I have no idea why gorilla movies became a tradition. March of the Wooden Soldiers, the Laurel and Hardy classic, was a tradition, too. If you called it Babes In Toyland, you were lame.

I think The Twilight Zone and Outer Limits were TV traditions for a while. Or were they on Christmas?

The night before Thanksgiving, the Wizard of Oz was the thing to see — if you weren’t old enough to go out drinking. That’s still the biggest night of the year for some bars, but I digress….

(Well, before I finish digressing, I might as well mention how my older brother would come home from the bars on Thanksgiving night and pull his chair up and eat leftovers straight out of the fridge).

The Wizard of Oz, hard to believe, was only shown on TV that one time during the year.  And it was a big deal when the black and white film suddenly turned color when Dorothy lands in Oz. Of course, we had a black and white TV so we imagined color and said it did look a little different. I’ve moved up and now have a color TV. Once you have kids, you wind up watching the movie hundreds of times. And thank God, the movie is great and more than holds up over time.

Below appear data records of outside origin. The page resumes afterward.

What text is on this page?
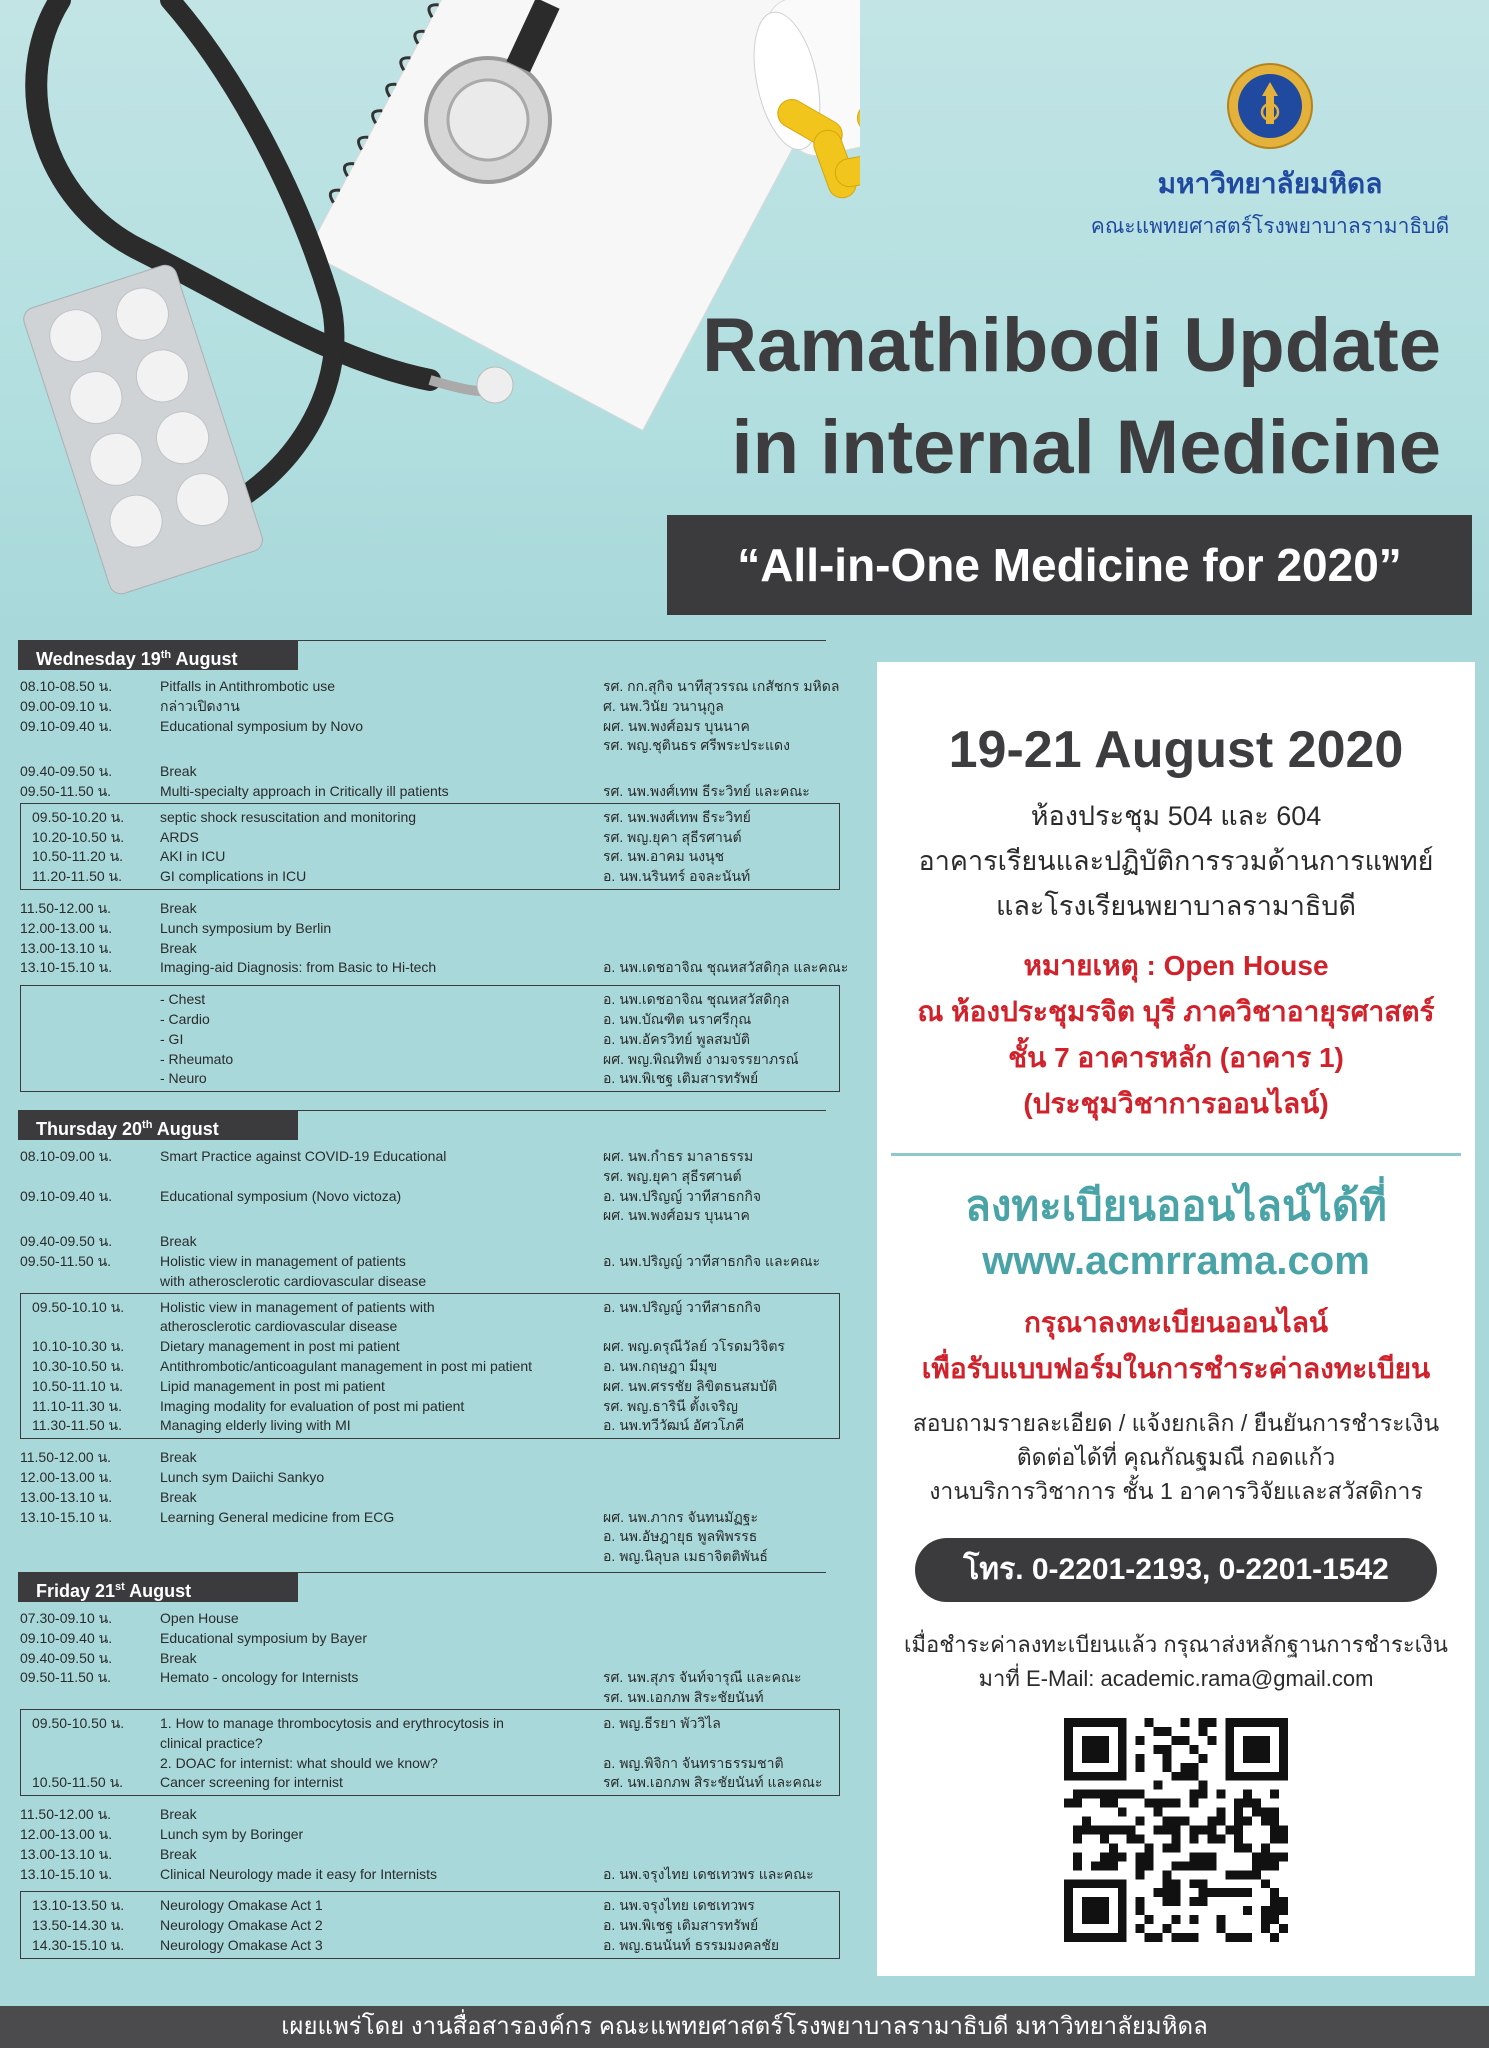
มหาวิทยาลัยมหิดล
คณะแพทยศาสตร์โรงพยาบาลรามาธิบดี
Ramathibodi Update
in internal Medicine
“All-in-One Medicine for 2020”
Wednesday 19th August
08.10-08.50 น.	Pitfalls in Antithrombotic use	รศ. กก.สุกิจ นาทีสุวรรณ เกสัชกร มหิดล
09.00-09.10 น.	กล่าวเปิดงาน	ศ. นพ.วินัย วนานุกูล
09.10-09.40 น.	Educational symposium by Novo	ผศ. นพ.พงศ์อมร บุนนาค
รศ. พญ.ชุตินธร ศรีพระประแดง
09.40-09.50 น.	Break
09.50-11.50 น.	Multi-specialty approach in Critically ill patients	รศ. นพ.พงศ์เทพ ธีระวิทย์ และคณะ
09.50-10.20 น.	septic shock resuscitation and monitoring	รศ. นพ.พงศ์เทพ ธีระวิทย์
10.20-10.50 น.	ARDS	รศ. พญ.ยุคา สุธีรศานต์
10.50-11.20 น.	AKI in ICU	รศ. นพ.อาคม นงนุช
11.20-11.50 น.	GI complications in ICU	อ. นพ.นรินทร์ อจละนันท์
11.50-12.00 น.	Break
12.00-13.00 น.	Lunch symposium by Berlin
13.00-13.10 น.	Break
13.10-15.10 น.	Imaging-aid Diagnosis: from Basic to Hi-tech	อ. นพ.เดชอาจิณ ชุณหสวัสดิกุล และคณะ
- Chest	อ. นพ.เดชอาจิณ ชุณหสวัสดิกุล
- Cardio	อ. นพ.บัณฑิต นราศรีกุณ
- GI	อ. นพ.อัครวิทย์ พูลสมบัติ
- Rheumato	ผศ. พญ.พิณทิพย์ งามจรรยาภรณ์
- Neuro	อ. นพ.พิเชฐ เติมสารทรัพย์
Thursday 20th August
08.10-09.00 น.	Smart Practice against COVID-19 Educational	ผศ. นพ.กำธร มาลาธรรม
รศ. พญ.ยุคา สุธีรศานต์
09.10-09.40 น.	Educational symposium (Novo victoza)	อ. นพ.ปริญญ์ วาทีสาธกกิจ
ผศ. นพ.พงศ์อมร บุนนาค
09.40-09.50 น.	Break
09.50-11.50 น.	Holistic view in management of patients	อ. นพ.ปริญญ์ วาทีสาธกกิจ และคณะ
with atherosclerotic cardiovascular disease
09.50-10.10 น.	Holistic view in management of patients with	อ. นพ.ปริญญ์ วาทีสาธกกิจ
atherosclerotic cardiovascular disease
10.10-10.30 น.	Dietary management in post mi patient	ผศ. พญ.ดรุณีวัลย์ วโรดมวิจิตร
10.30-10.50 น.	Antithrombotic/anticoagulant management in post mi patient	อ. นพ.กฤษฎา มีมุข
10.50-11.10 น.	Lipid management in post mi patient	ผศ. นพ.ศรรชัย ลิขิตธนสมบัติ
11.10-11.30 น.	Imaging modality for evaluation of post mi patient	รศ. พญ.ธารินี ตั้งเจริญ
11.30-11.50 น.	Managing elderly living with MI	อ. นพ.ทวีวัฒน์ อัศวโภคี
11.50-12.00 น.	Break
12.00-13.00 น.	Lunch sym Daiichi Sankyo
13.00-13.10 น.	Break
13.10-15.10 น.	Learning General medicine from ECG	ผศ. นพ.ภากร จันทนมัฏฐะ
อ. นพ.อัษฎายุธ พูลพิพรรธ
อ. พญ.นิลุบล เมธาจิตติพันธ์
Friday 21st August
07.30-09.10 น.	Open House
09.10-09.40 น.	Educational symposium by Bayer
09.40-09.50 น.	Break
09.50-11.50 น.	Hemato - oncology for Internists	รศ. นพ.สุภร จันท์จารุณี และคณะ
รศ. นพ.เอกภพ สิระชัยนันท์
09.50-10.50 น.	1. How to manage thrombocytosis and erythrocytosis in	อ. พญ.ธีรยา พัววิไล
clinical practice?
2. DOAC for internist: what should we know?	อ. พญ.พิจิกา จันทราธรรมชาติ
10.50-11.50 น.	Cancer screening for internist	รศ. นพ.เอกภพ สิระชัยนันท์ และคณะ
11.50-12.00 น.	Break
12.00-13.00 น.	Lunch sym by Boringer
13.00-13.10 น.	Break
13.10-15.10 น.	Clinical Neurology made it easy for Internists	อ. นพ.จรุงไทย เดชเทวพร และคณะ
13.10-13.50 น.	Neurology Omakase Act 1	อ. นพ.จรุงไทย เดชเทวพร
13.50-14.30 น.	Neurology Omakase Act 2	อ. นพ.พิเชฐ เติมสารทรัพย์
14.30-15.10 น.	Neurology Omakase Act 3	อ. พญ.ธนนันท์ ธรรมมงคลชัย
19-21 August 2020
ห้องประชุม 504 และ 604
อาคารเรียนและปฏิบัติการรวมด้านการแพทย์
และโรงเรียนพยาบาลรามาธิบดี
หมายเหตุ : Open House
ณ ห้องประชุมรจิต บุรี ภาควิชาอายุรศาสตร์
ชั้น 7 อาคารหลัก (อาคาร 1)
(ประชุมวิชาการออนไลน์)
ลงทะเบียนออนไลน์ได้ที่
www.acmrrama.com
กรุณาลงทะเบียนออนไลน์
เพื่อรับแบบฟอร์มในการชำระค่าลงทะเบียน
สอบถามรายละเอียด / แจ้งยกเลิก / ยืนยันการชำระเงิน
ติดต่อได้ที่ คุณกัณฐมณี กอดแก้ว
งานบริการวิชาการ ชั้น 1 อาคารวิจัยและสวัสดิการ
โทร. 0-2201-2193, 0-2201-1542
เมื่อชำระค่าลงทะเบียนแล้ว กรุณาส่งหลักฐานการชำระเงิน
มาที่ E-Mail: academic.rama@gmail.com
เผยแพร่โดย งานสื่อสารองค์กร คณะแพทยศาสตร์โรงพยาบาลรามาธิบดี มหาวิทยาลัยมหิดล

No one alive can hear or say, lions, tigers and bears without adding “Oh my.”

So on this holiday, you remember food, football, TV and movies. But you also might remember company. Sometimes a person would be invited because they couldn’t get home or didn’t have family in the area. That would be fine and the whole idea to invite such a person was nice but it’d inject a little weird vibe into the whole day. A stranger of sorts would mute everyone’s personality a bit. (See older brother above). Their presence would generally mean everyone would be on their best behavior. 

Of course, other company was extended family. The old uncle who smells like scotch, talcum powder and Vitalis. The old aunt was not any better. We swore one aunt smelled like moth balls but were told that it was Calgon bath oil beads. Well, I still don’t know what oil beads are but they smell like yak.

People often say they’re turning into their parents — mostly because they have to say stuff to their kids that was said to them.  But that’s better than turning into the aunt or uncle that kids will be talking about decades later.

But crazy thing is, I’m thankful for the aunts and uncles — because they give you stories and memories you’d never wish away. Yep, they make it on the list of things to be thankful for.  I’m happy to say I’ve got a long list. And you’re on it, too. Happy Thanksgiving!